Land expropriation without compensation will end up in the courts, says PAC
Expropriating land without compensation will run into serious legal problems, which may take more than 10 years to resolve.
This is according to the Pan Africanist Congress of Azania (PAC), which said it felt that not enough had been achieved over the 25 years of democracy in terms of land ownership and redistribution - and that expropriating land without compensation may just deepen the land problems.
PAC president Narius Moloto told the Cape Town Press Club on Monday that a political solution was needed, where the country’s political leadership would engage those who own the land to find a lasting solution.
"Our understanding of the constitution is that when you expropriate, you expropriate someone's property - and that someone has rights and constitutional protection," said Moloto.
"That time our people would be suffering, there will be no solution in sight, the population will be doubling and the crisis will deepen," he added.
Moloto emerged as the interim PAC president last week after the high court in Pretoria forced the party’s leaders - who were laying claim to its presidency - to thrash out an out-of-court settlement, which would allow the Independent Electoral Commission to register the party to take part in the May 8 general elections.
He is now the party’s presidential candidate.
"Land expropriation without compensation cannot fly," he told the press club.
He warned that the affected individuals would fight "tooth and nail" to ensure that it did not happen. He added that expropriation without compensation would face many court challenges. For this reason, the PAC did not believe it would happen in the long term.

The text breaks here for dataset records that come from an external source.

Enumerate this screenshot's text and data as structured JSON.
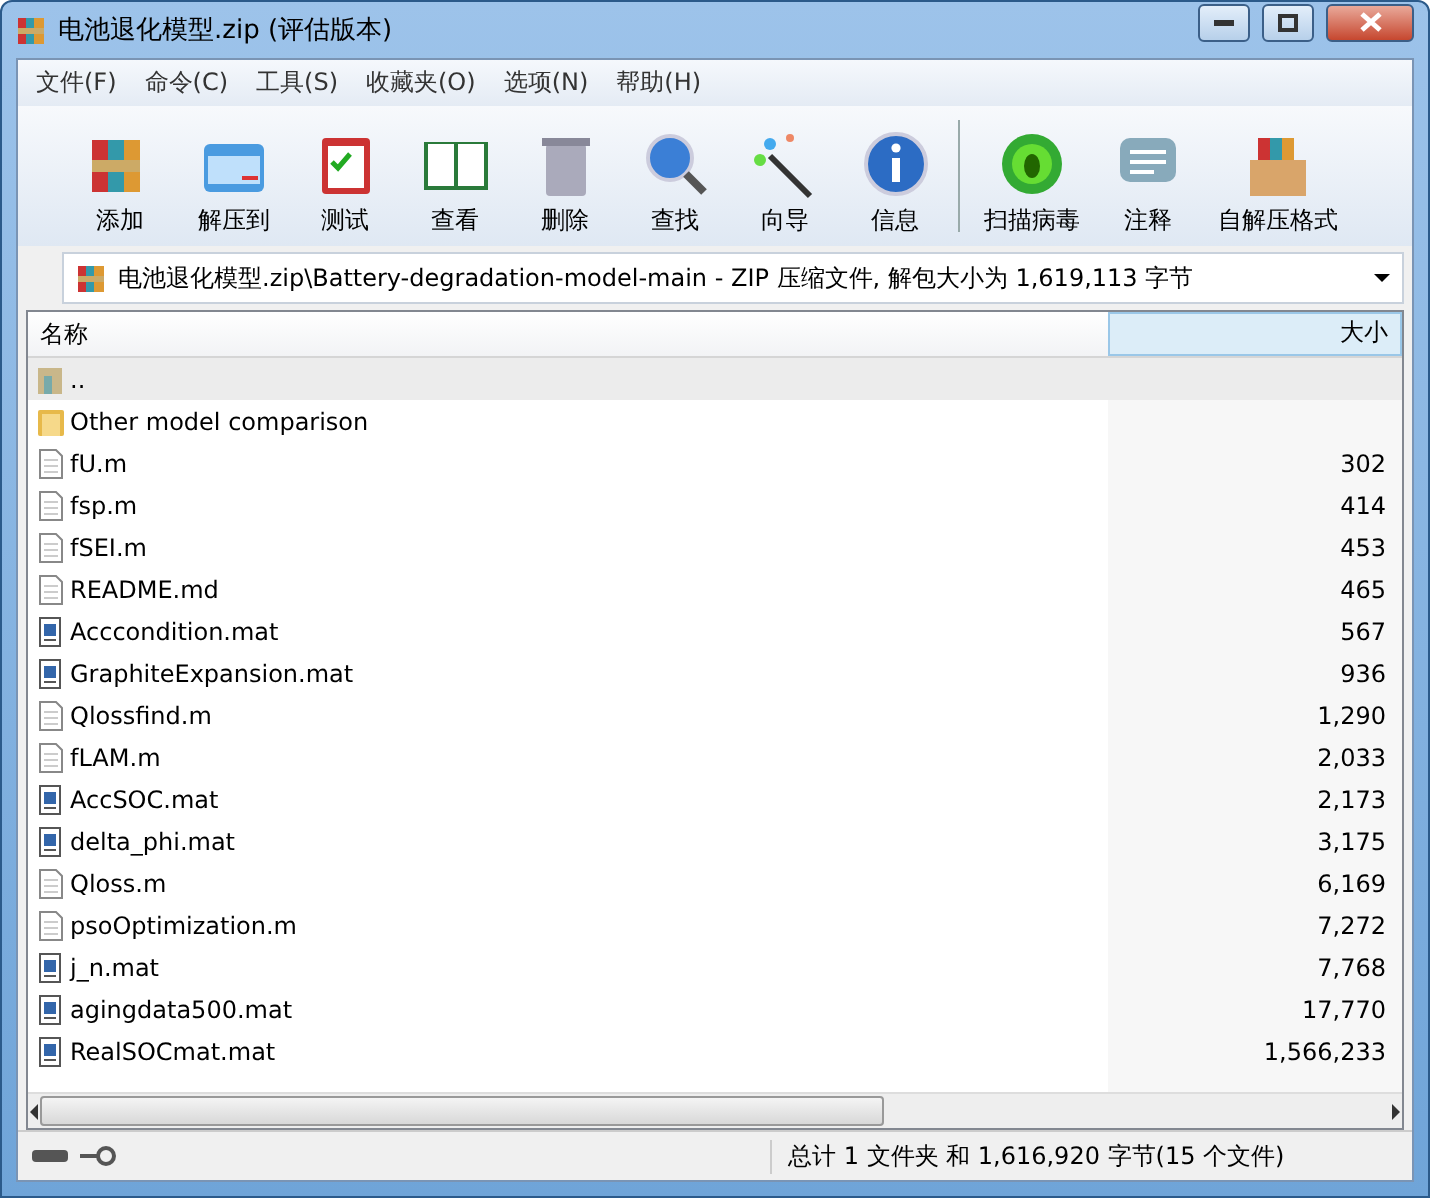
{
  "window": {
    "title": "电池退化模型.zip (评估版本)"
  },
  "menu": [
    "文件(F)",
    "命令(C)",
    "工具(S)",
    "收藏夹(O)",
    "选项(N)",
    "帮助(H)"
  ],
  "toolbar": [
    {
      "label": "添加"
    },
    {
      "label": "解压到"
    },
    {
      "label": "测试"
    },
    {
      "label": "查看"
    },
    {
      "label": "删除"
    },
    {
      "label": "查找"
    },
    {
      "label": "向导"
    },
    {
      "label": "信息"
    },
    {
      "label": "扫描病毒"
    },
    {
      "label": "注释"
    },
    {
      "label": "自解压格式"
    }
  ],
  "address": "电池退化模型.zip\\Battery-degradation-model-main - ZIP 压缩文件, 解包大小为 1,619,113 字节",
  "table": {
    "columns": [
      "名称",
      "大小"
    ],
    "rows": [
      {
        "kind": "parent",
        "name": "..",
        "size": "",
        "selected": true
      },
      {
        "kind": "folder",
        "name": "Other model comparison",
        "size": "",
        "selected": false
      },
      {
        "kind": "text",
        "name": "fU.m",
        "size": "302",
        "selected": false
      },
      {
        "kind": "text",
        "name": "fsp.m",
        "size": "414",
        "selected": false
      },
      {
        "kind": "text",
        "name": "fSEI.m",
        "size": "453",
        "selected": false
      },
      {
        "kind": "text",
        "name": "README.md",
        "size": "465",
        "selected": false
      },
      {
        "kind": "data",
        "name": "Acccondition.mat",
        "size": "567",
        "selected": false
      },
      {
        "kind": "data",
        "name": "GraphiteExpansion.mat",
        "size": "936",
        "selected": false
      },
      {
        "kind": "text",
        "name": "Qlossfind.m",
        "size": "1,290",
        "selected": false
      },
      {
        "kind": "text",
        "name": "fLAM.m",
        "size": "2,033",
        "selected": false
      },
      {
        "kind": "data",
        "name": "AccSOC.mat",
        "size": "2,173",
        "selected": false
      },
      {
        "kind": "data",
        "name": "delta_phi.mat",
        "size": "3,175",
        "selected": false
      },
      {
        "kind": "text",
        "name": "Qloss.m",
        "size": "6,169",
        "selected": false
      },
      {
        "kind": "text",
        "name": "psoOptimization.m",
        "size": "7,272",
        "selected": false
      },
      {
        "kind": "data",
        "name": "j_n.mat",
        "size": "7,768",
        "selected": false
      },
      {
        "kind": "data",
        "name": "agingdata500.mat",
        "size": "17,770",
        "selected": false
      },
      {
        "kind": "data",
        "name": "RealSOCmat.mat",
        "size": "1,566,233",
        "selected": false
      }
    ]
  },
  "status_bar": "总计 1 文件夹 和 1,616,920 字节(15 个文件)"
}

Moloto said the country needed a new deal, that would address political and economic problems, to settle the contentious land question.

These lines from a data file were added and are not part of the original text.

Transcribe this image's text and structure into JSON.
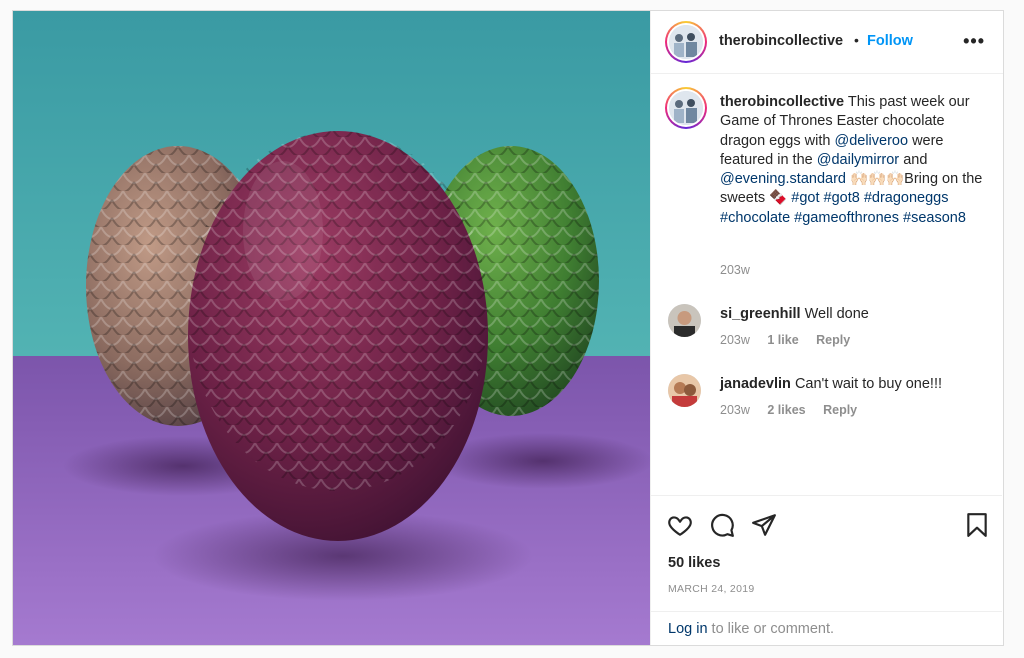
{
  "post": {
    "username": "therobincollective",
    "separator": "•",
    "follow_label": "Follow",
    "more_label": "•••"
  },
  "caption": {
    "username": "therobincollective",
    "text_1": "This past week our Game of Thrones Easter chocolate dragon eggs with",
    "mention_1": "@deliveroo",
    "text_2": "were featured in the",
    "mention_2": "@dailymirror",
    "text_3": "and",
    "mention_3": "@evening.standard",
    "emoji": "🙌🏻🙌🏻🙌🏻",
    "text_4": "Bring on the sweets 🍫",
    "hashtags": [
      "#got",
      "#got8",
      "#dragoneggs",
      "#chocolate",
      "#gameofthrones",
      "#season8"
    ],
    "age": "203w"
  },
  "comments": [
    {
      "username": "si_greenhill",
      "text": "Well done",
      "age": "203w",
      "likes": "1 like",
      "reply": "Reply"
    },
    {
      "username": "janadevlin",
      "text": "Can't wait to buy one!!!",
      "age": "203w",
      "likes": "2 likes",
      "reply": "Reply"
    }
  ],
  "actions": {
    "icons": [
      "heart-icon",
      "comment-icon",
      "share-icon",
      "bookmark-icon"
    ],
    "likes": "50 likes",
    "date": "MARCH 24, 2019"
  },
  "login": {
    "link": "Log in",
    "text": "to like or comment."
  },
  "colors": {
    "link_blue": "#0095f6",
    "mention": "#00376b",
    "muted": "#8e8e8e",
    "bg_teal": "#3f9fa6",
    "floor_purple": "#8f63b8"
  }
}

He bemoaned the land reform process, saying the country was still trapped in the land acts of 1913 and 1936.
"Our people got a raw deal that is not working for them from Codesa [Convention for a Democratic South Africa], particularly on fundamental issues like land. If the status quo is not interrupted, it spells doom for our people.
"They are still poor, they are still unemployed ... what we are offering is a fundamental change to the social and economic issues affecting our people," he said.

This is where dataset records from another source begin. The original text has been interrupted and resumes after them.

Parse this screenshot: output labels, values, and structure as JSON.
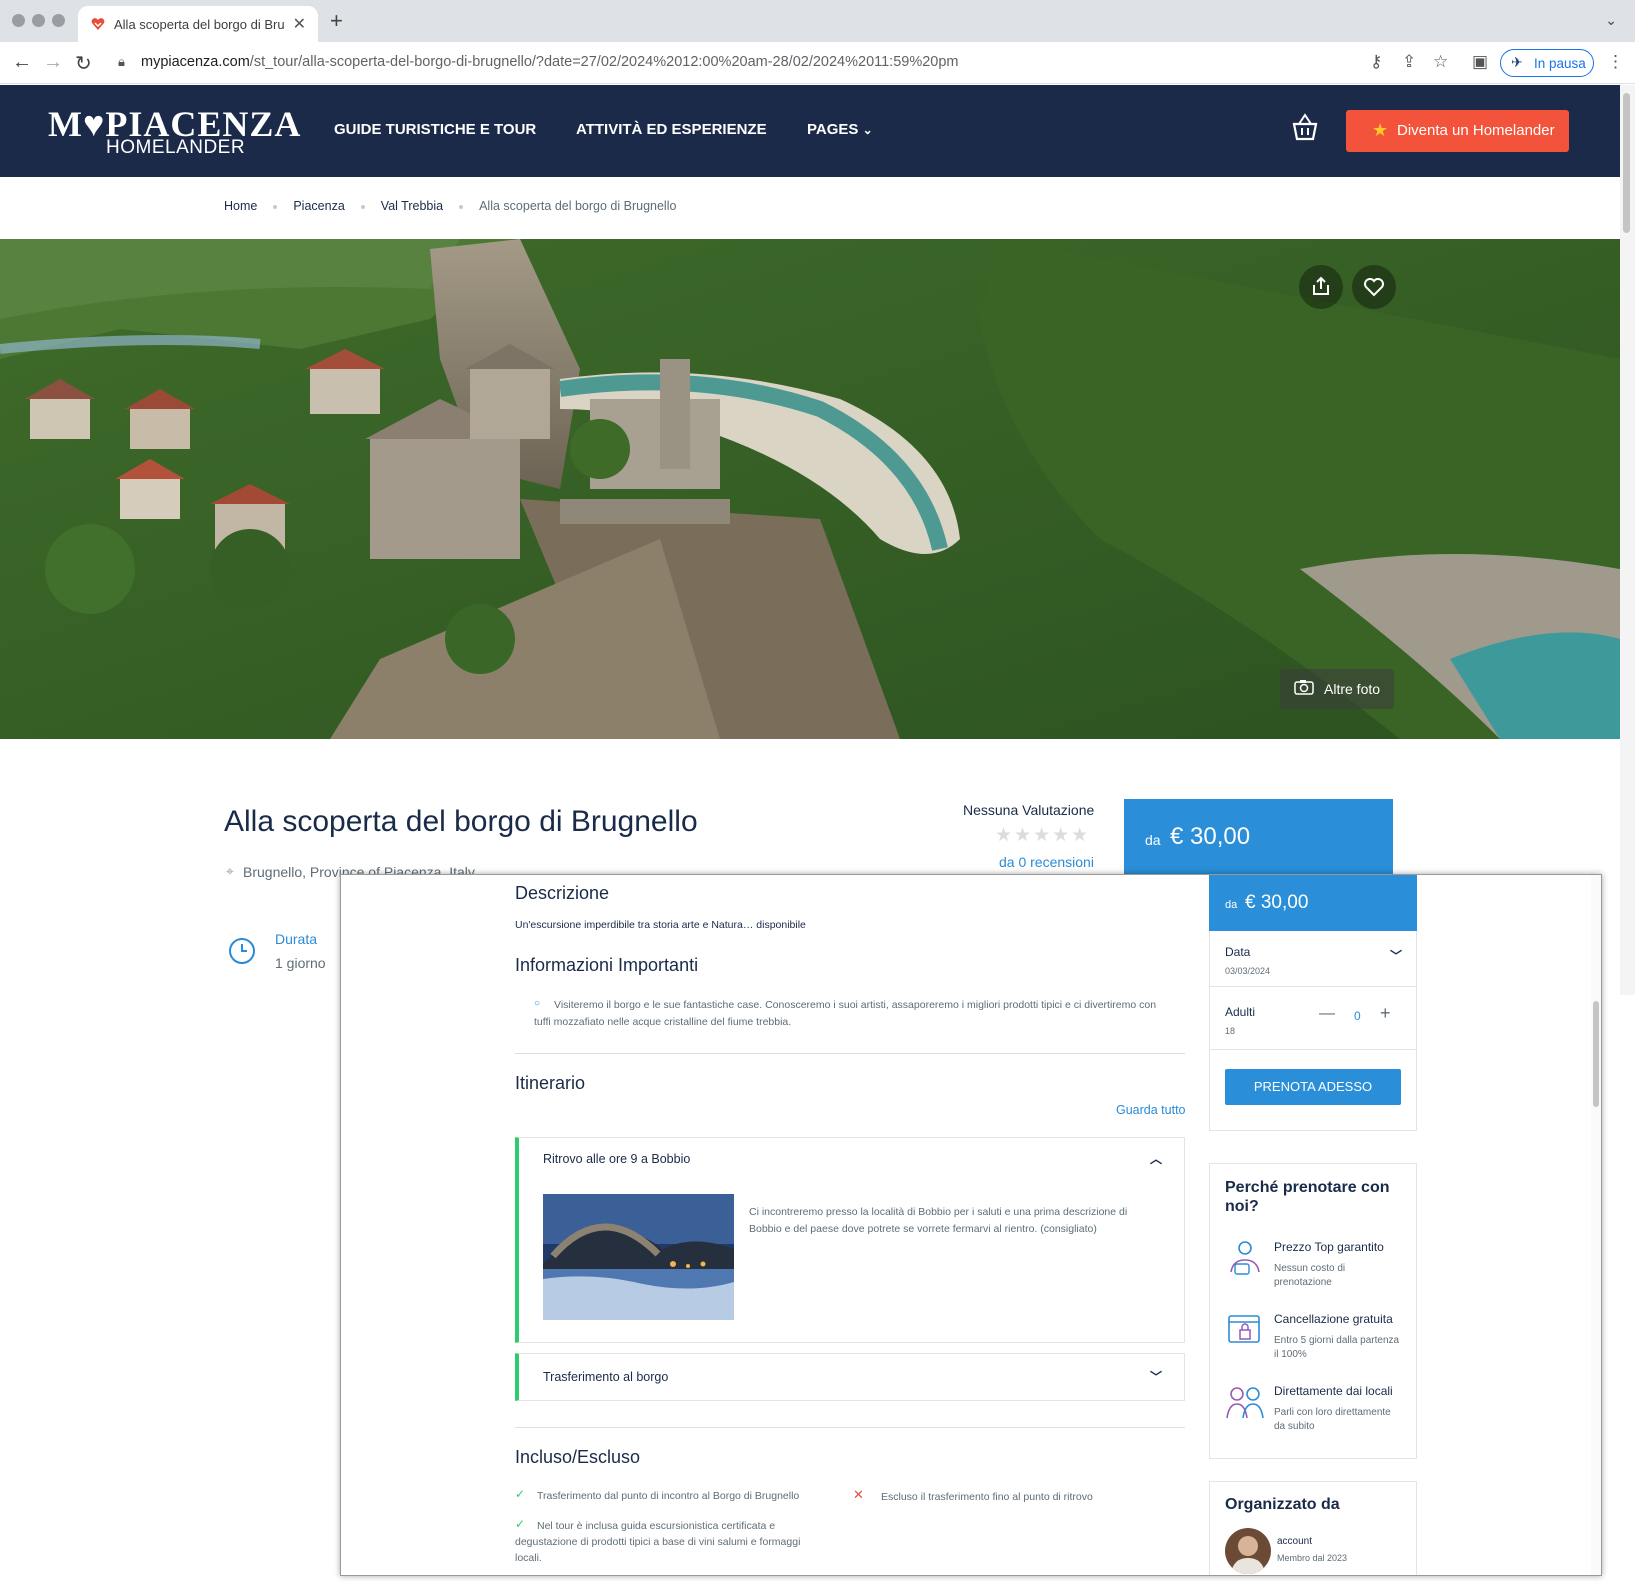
{
  "browser": {
    "tab_title": "Alla scoperta del borgo di Brug",
    "url_host": "mypiacenza.com",
    "url_path": "/st_tour/alla-scoperta-del-borgo-di-brugnello/?date=27/02/2024%2012:00%20am-28/02/2024%2011:59%20pm",
    "profile_status": "In pausa"
  },
  "header": {
    "logo_main": "M♥PIACENZA",
    "logo_sub": "HOMELANDER",
    "nav": [
      "GUIDE TURISTICHE E TOUR",
      "ATTIVITÀ ED ESPERIENZE",
      "PAGES"
    ],
    "cta": "Diventa un Homelander"
  },
  "breadcrumb": [
    "Home",
    "Piacenza",
    "Val Trebbia",
    "Alla scoperta del borgo di Brugnello"
  ],
  "hero": {
    "more_photos": "Altre foto"
  },
  "tour": {
    "title": "Alla scoperta del borgo di Brugnello",
    "location": "Brugnello, Province of Piacenza, Italy",
    "rating_label": "Nessuna Valutazione",
    "stars": "★★★★★",
    "reviews": "da 0 recensioni",
    "price_prefix": "da",
    "price": "€ 30,00",
    "duration_label": "Durata",
    "duration_value": "1 giorno"
  },
  "detail": {
    "desc_heading": "Descrizione",
    "desc_text": "Un'escursione imperdibile tra storia arte e Natura… disponibile",
    "info_heading": "Informazioni Importanti",
    "info_text": "Visiteremo il borgo e le sue fantastiche case. Conosceremo i suoi artisti, assaporeremo i migliori prodotti tipici e ci divertiremo con tuffi mozzafiato nelle acque cristalline del fiume trebbia.",
    "itin_heading": "Itinerario",
    "see_all": "Guarda tutto",
    "itinerary": [
      {
        "title": "Ritrovo alle ore 9 a Bobbio",
        "text": "Ci incontreremo presso la località di Bobbio per i saluti e una prima descrizione di Bobbio e del paese dove potrete se vorrete fermarvi al rientro. (consigliato)"
      },
      {
        "title": "Trasferimento al borgo",
        "text": ""
      }
    ],
    "incl_heading": "Incluso/Escluso",
    "included": [
      "Trasferimento dal punto di incontro al Borgo di Brugnello",
      "Nel tour è inclusa guida escursionistica certificata e degustazione di prodotti tipici a base di vini salumi e formaggi locali."
    ],
    "excluded": [
      "Escluso il trasferimento fino al punto di ritrovo"
    ]
  },
  "booking": {
    "price_prefix": "da",
    "price": "€ 30,00",
    "date_label": "Data",
    "date_value": "03/03/2024",
    "adults_label": "Adulti",
    "adults_sub": "18",
    "adults_count": "0",
    "book_button": "PRENOTA ADESSO"
  },
  "why": {
    "title": "Perché prenotare con noi?",
    "items": [
      {
        "title": "Prezzo Top garantito",
        "text": "Nessun costo di prenotazione"
      },
      {
        "title": "Cancellazione gratuita",
        "text": "Entro 5 giorni dalla partenza il 100%"
      },
      {
        "title": "Direttamente dai locali",
        "text": "Parli con loro direttamente da subito"
      }
    ]
  },
  "organizer": {
    "title": "Organizzato da",
    "name": "account",
    "member_since": "Membro dal 2023"
  },
  "colors": {
    "header_bg": "#1b2a49",
    "accent_blue": "#2a8fd8",
    "cta_orange": "#f2533a",
    "itinerary_green": "#2ecc71"
  }
}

Beyond calling for "engagements" on land, it is not clear what else the PAC is offering to address land problems, which it describes as fundamental and a priority to the party.
He said the PAC policy did not focus on white farmers, but on finding a sustainable solution for the future.
"We don’t believe in using the land issue as a political game. It’s a fundamental issue that we need to confront directly for the interests of the dispossessed in the country," he added.